Comparing the Performance of LLMs in RAG-based Question-Answering: A Case Study in Computer Science Literature
2511.03261v1
cs.CL, cs.AI, I.2.1; I.2.7
2025-11-07
Авторы:
Ranul Dayarathne, Uvini Ranaweera, Upeksha Ganegoda
Abstract
Retrieval Augmented Generation (RAG) is emerging as a powerful technique to
enhance the capabilities of Generative AI models by reducing hallucination.
Thus, the increasing prominence of RAG alongside Large Language Models (LLMs)

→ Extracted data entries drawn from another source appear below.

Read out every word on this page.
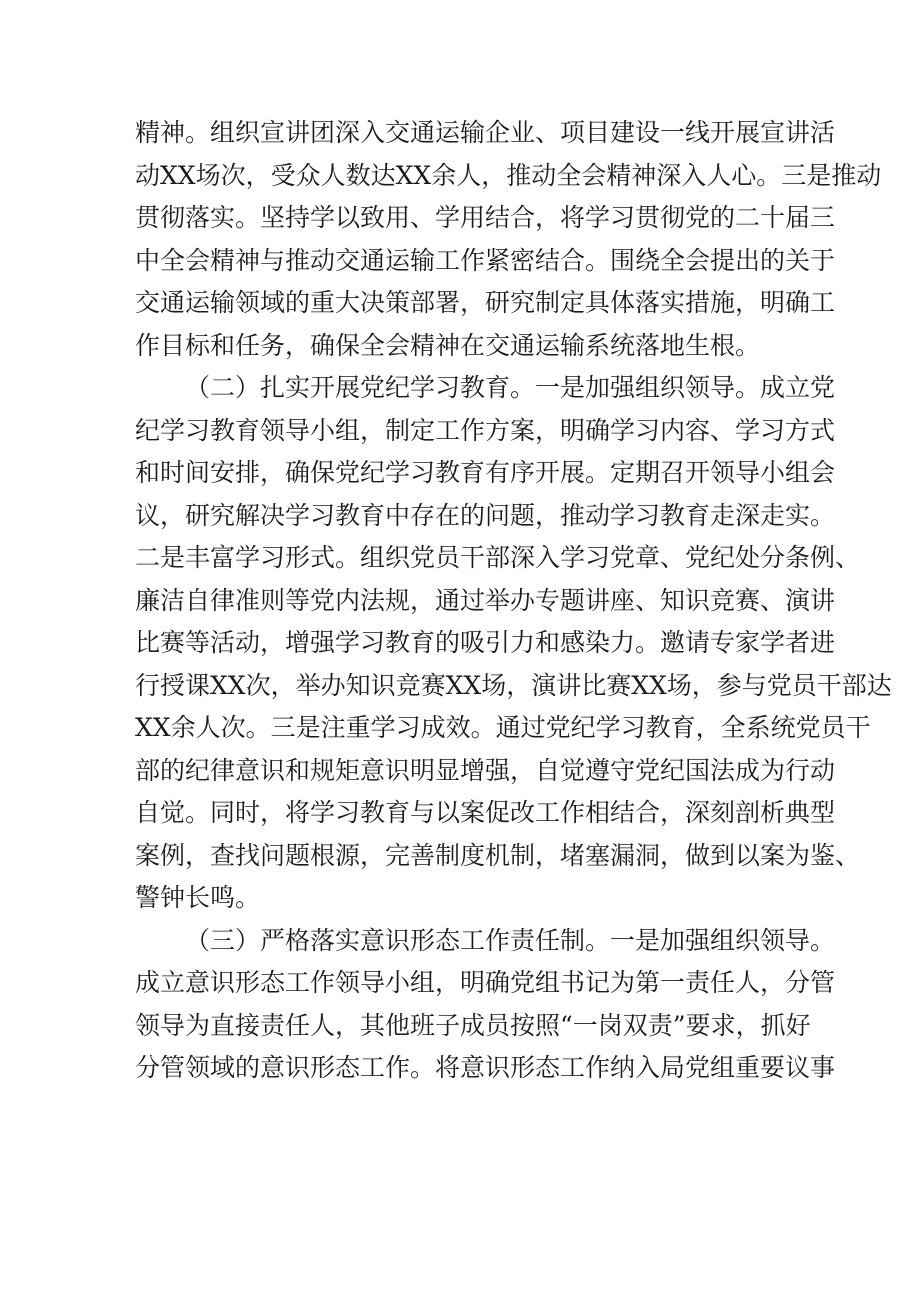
精神。组织宣讲团深入交通运输企业、项目建设一线开展宣讲活
动XX场次，受众人数达XX余人，推动全会精神深入人心。三是推动
贯彻落实。坚持学以致用、学用结合，将学习贯彻党的二十届三
中全会精神与推动交通运输工作紧密结合。围绕全会提出的关于
交通运输领域的重大决策部署，研究制定具体落实措施，明确工
作目标和任务，确保全会精神在交通运输系统落地生根。
（二）扎实开展党纪学习教育。一是加强组织领导。成立党
纪学习教育领导小组，制定工作方案，明确学习内容、学习方式
和时间安排，确保党纪学习教育有序开展。定期召开领导小组会
议，研究解决学习教育中存在的问题，推动学习教育走深走实。
二是丰富学习形式。组织党员干部深入学习党章、党纪处分条例、
廉洁自律准则等党内法规，通过举办专题讲座、知识竞赛、演讲
比赛等活动，增强学习教育的吸引力和感染力。邀请专家学者进
行授课XX次，举办知识竞赛XX场，演讲比赛XX场，参与党员干部达
XX余人次。三是注重学习成效。通过党纪学习教育，全系统党员干
部的纪律意识和规矩意识明显增强，自觉遵守党纪国法成为行动
自觉。同时，将学习教育与以案促改工作相结合，深刻剖析典型
案例，查找问题根源，完善制度机制，堵塞漏洞，做到以案为鉴、
警钟长鸣。
（三）严格落实意识形态工作责任制。一是加强组织领导。
成立意识形态工作领导小组，明确党组书记为第一责任人，分管
领导为直接责任人，其他班子成员按照“一岗双责”要求，抓好
分管领域的意识形态工作。将意识形态工作纳入局党组重要议事
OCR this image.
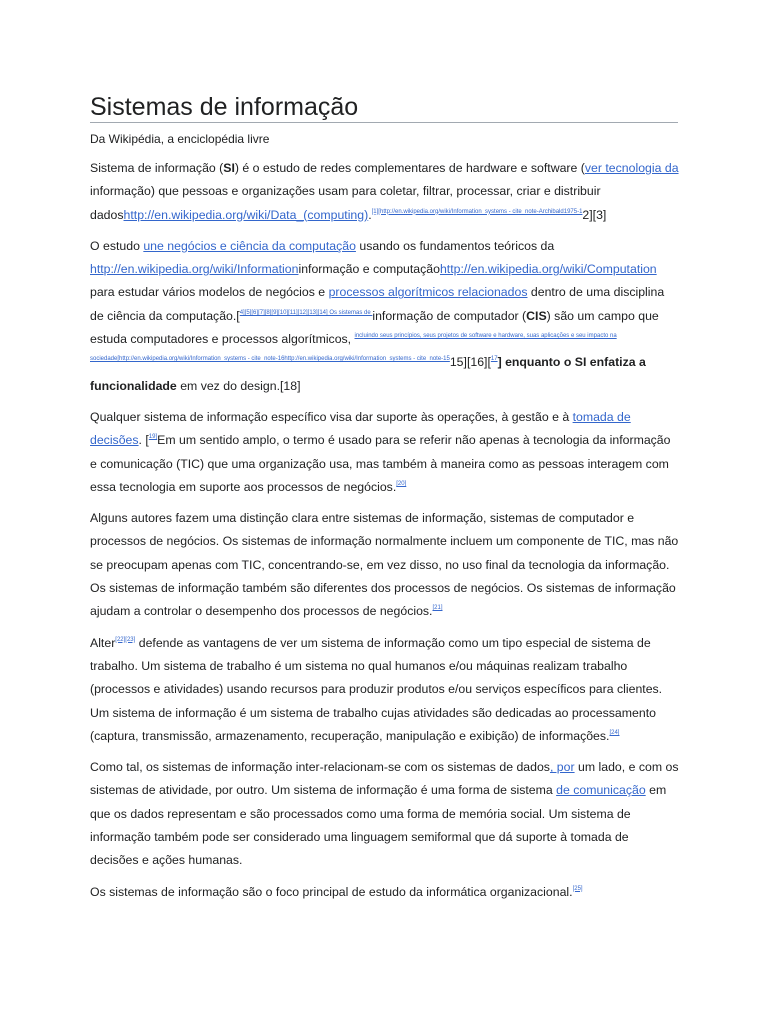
Sistemas de informação
Da Wikipédia, a enciclopédia livre

Sistema de informação (SI) é o estudo de redes complementares de hardware e software (ver tecnologia da informação) que pessoas e organizações usam para coletar, filtrar, processar, criar e distribuir dadoshttp://en.wikipedia.org/wiki/Data_(computing).$^{[1][http://en.wikipedia.org/wiki/Information\_systems - cite\_note-Archibald1975-1}$2][3]

O estudo une negócios e ciência da computação usando os fundamentos teóricos da http://en.wikipedia.org/wiki/Informationinformação e computaçãohttp://en.wikipedia.org/wiki/Computation para estudar vários modelos de negócios e processos algorítmicos relacionados dentro de uma disciplina de ciência da computação.[$^{4][5][6][7][8][9][10][11][12][13][14] Os sistemas de}$ informação de computador (CIS) são um campo que estuda computadores e processos algorítmicos, $^{incluindo seus princípios, seus projetos de software e hardware, suas aplicações e seu impacto na sociedade[http://en.wikipedia.org/wiki/Information\_systems - cite\_note-16http://en.wikipedia.org/wiki/Information\_systems - cite\_note-15}$15][16][$^{17}$] enquanto o SI enfatiza a funcionalidade em vez do design.[18]

Qualquer sistema de informação específico visa dar suporte às operações, à gestão e à tomada de decisões. [$^{19]}$Em um sentido amplo, o termo é usado para se referir não apenas à tecnologia da informação e comunicação (TIC) que uma organização usa, mas também à maneira como as pessoas interagem com essa tecnologia em suporte aos processos de negócios.[20]

Alguns autores fazem uma distinção clara entre sistemas de informação, sistemas de computador e processos de negócios. Os sistemas de informação normalmente incluem um componente de TIC, mas não se preocupam apenas com TIC, concentrando-se, em vez disso, no uso final da tecnologia da informação. Os sistemas de informação também são diferentes dos processos de negócios. Os sistemas de informação ajudam a controlar o desempenho dos processos de negócios.[21]

Alter[22][23] defende as vantagens de ver um sistema de informação como um tipo especial de sistema de trabalho. Um sistema de trabalho é um sistema no qual humanos e/ou máquinas realizam trabalho (processos e atividades) usando recursos para produzir produtos e/ou serviços específicos para clientes. Um sistema de informação é um sistema de trabalho cujas atividades são dedicadas ao processamento (captura, transmissão, armazenamento, recuperação, manipulação e exibição) de informações.[24]

Como tal, os sistemas de informação inter-relacionam-se com os sistemas de dados, por um lado, e com os sistemas de atividade, por outro. Um sistema de informação é uma forma de sistema de comunicação em que os dados representam e são processados como uma forma de memória social. Um sistema de informação também pode ser considerado uma linguagem semiformal que dá suporte à tomada de decisões e ações humanas.

Os sistemas de informação são o foco principal de estudo da informática organizacional.[25]
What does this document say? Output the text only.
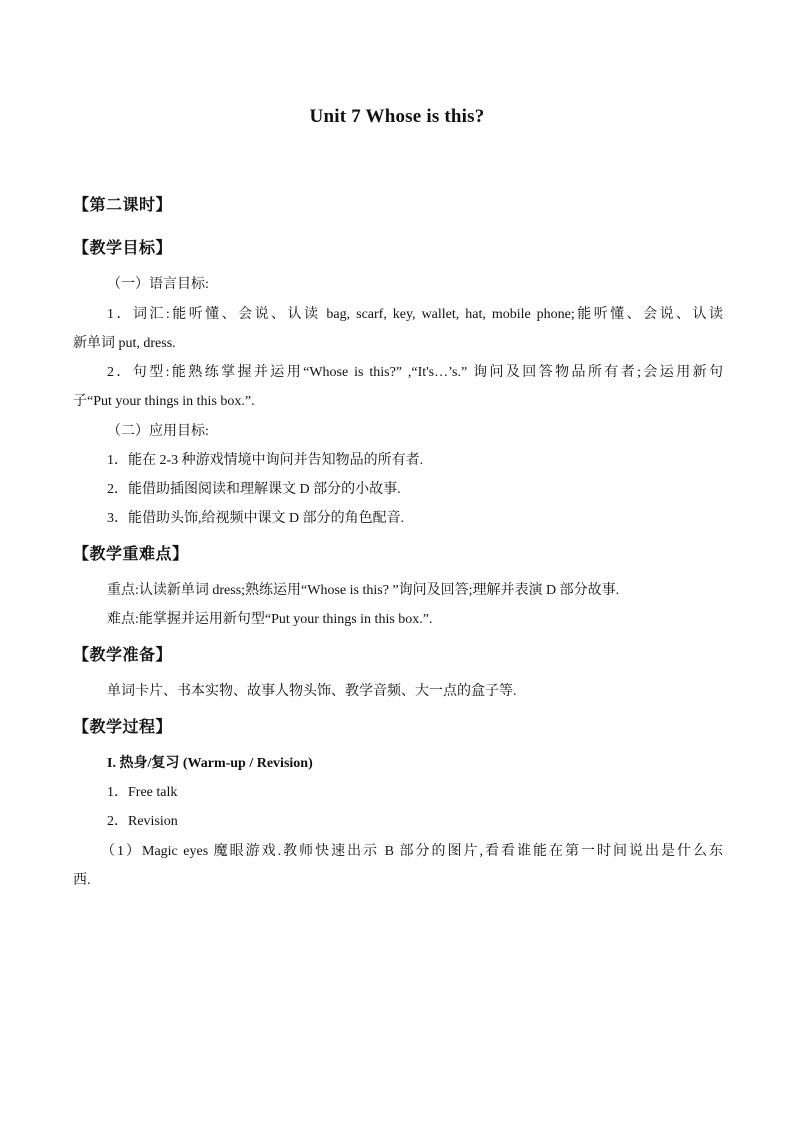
Unit 7 Whose is this?
【第二课时】
【教学目标】
（一）语言目标:
1．词汇:能听懂、会说、认读 bag, scarf, key, wallet, hat, mobile phone;能听懂、会说、认读
新单词 put, dress.
2．句型:能熟练掌握并运用“Whose is this?” ,“It's…’s.” 询问及回答物品所有者;会运用新句
子“Put your things in this box.”.
（二）应用目标:
1．能在 2-3 种游戏情境中询问并告知物品的所有者.
2．能借助插图阅读和理解课文 D 部分的小故事.
3．能借助头饰,给视频中课文 D 部分的角色配音.
【教学重难点】
重点:认读新单词 dress;熟练运用“Whose is this? ”询问及回答;理解并表演 D 部分故事.
难点:能掌握并运用新句型“Put your things in this box.”.
【教学准备】
单词卡片、书本实物、故事人物头饰、教学音频、大一点的盒子等.
【教学过程】
I. 热身/复习 (Warm-up / Revision)
1．Free talk
2．Revision
（1）Magic eyes 魔眼游戏.教师快速出示 B 部分的图片,看看谁能在第一时间说出是什么东
西.
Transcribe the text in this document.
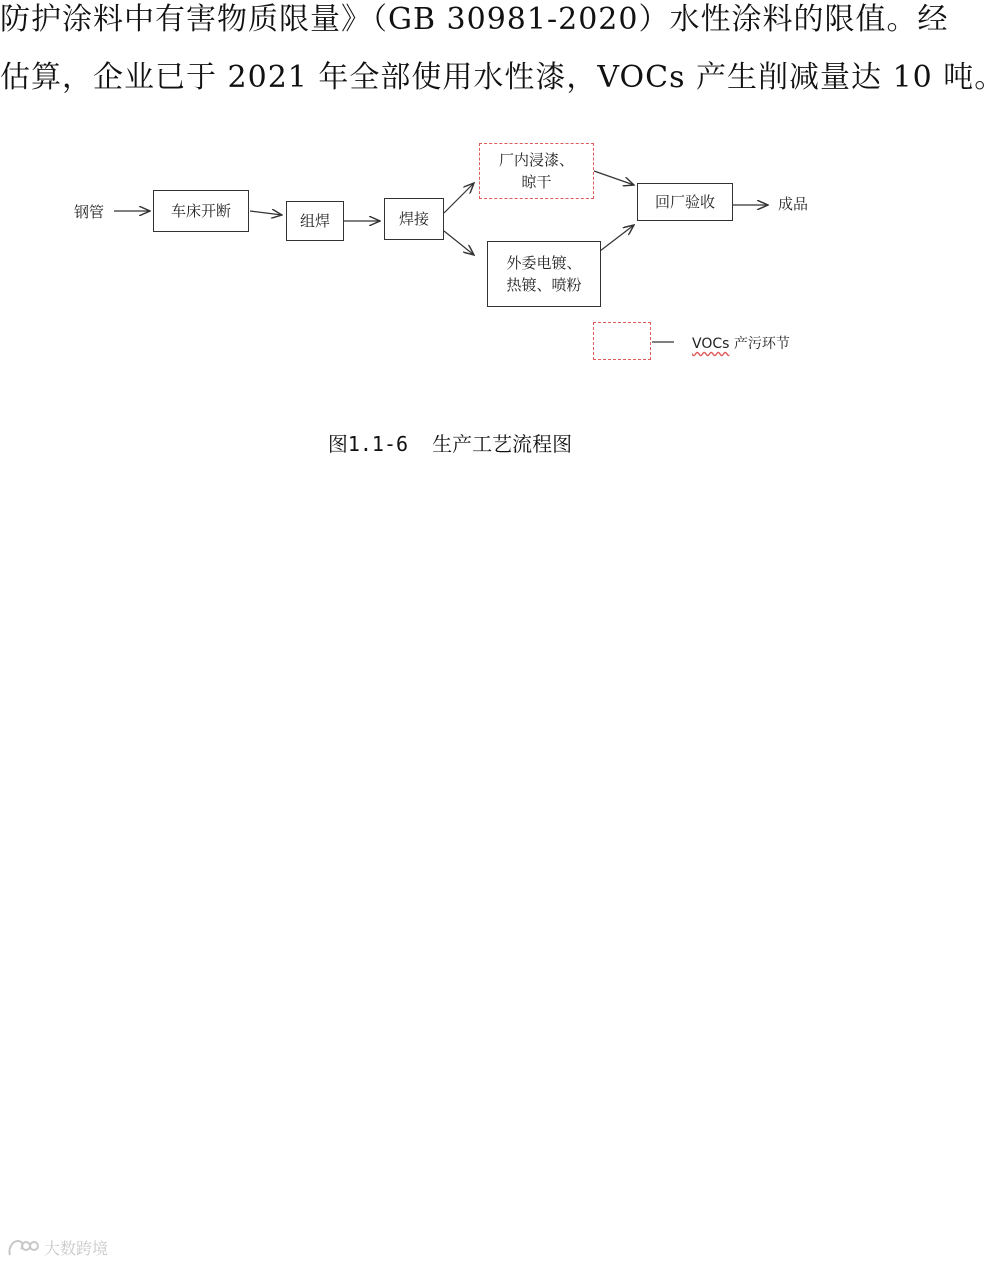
防护涂料中有害物质限量》（GB 30981-2020）水性涂料的限值。经
估算，企业已于 2021 年全部使用水性漆，VOCs 产生削减量达 10 吨。
钢管	车床开断
组焊	焊接
厂内浸漆、
晾干
外委电镀、
热镀、喷粉
回厂验收	成品
VOCs 产污环节
图1.1-6  生产工艺流程图
大数跨境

has sparked interest in comparing the performance of different LLMs in
question-answering (QA) in diverse domains. This study compares the performance
of four open-source LLMs, Mistral-7b-instruct, LLaMa2-7b-chat,
Falcon-7b-instruct and Orca-mini-v3-7b, and OpenAI's trending GPT-3.5 over QA
tasks within the computer science literature leveraging RAG support. Evaluation
metrics employed in the study include accuracy and precision for binary
questions and ranking by a human expert, ranking by Google's AI model Gemini,
alongside cosine similarity for long-answer questions. GPT-3.5, when paired
with RAG, effectively answers binary and long-answer questions, reaffirming its
status as an advanced LLM. Regarding open-source LLMs, Mistral AI's
Mistral-7b-instruct paired with RAG surpasses the rest in answering both binary
and long-answer questions. However, among the open-source LLMs, Orca-mini-v3-7b
reports the shortest average latency in generating responses, whereas
LLaMa2-7b-chat by Meta reports the highest average latency. This research
underscores the fact that open-source LLMs, too, can go hand in hand with
proprietary models like GPT-3.5 with better infrastructure.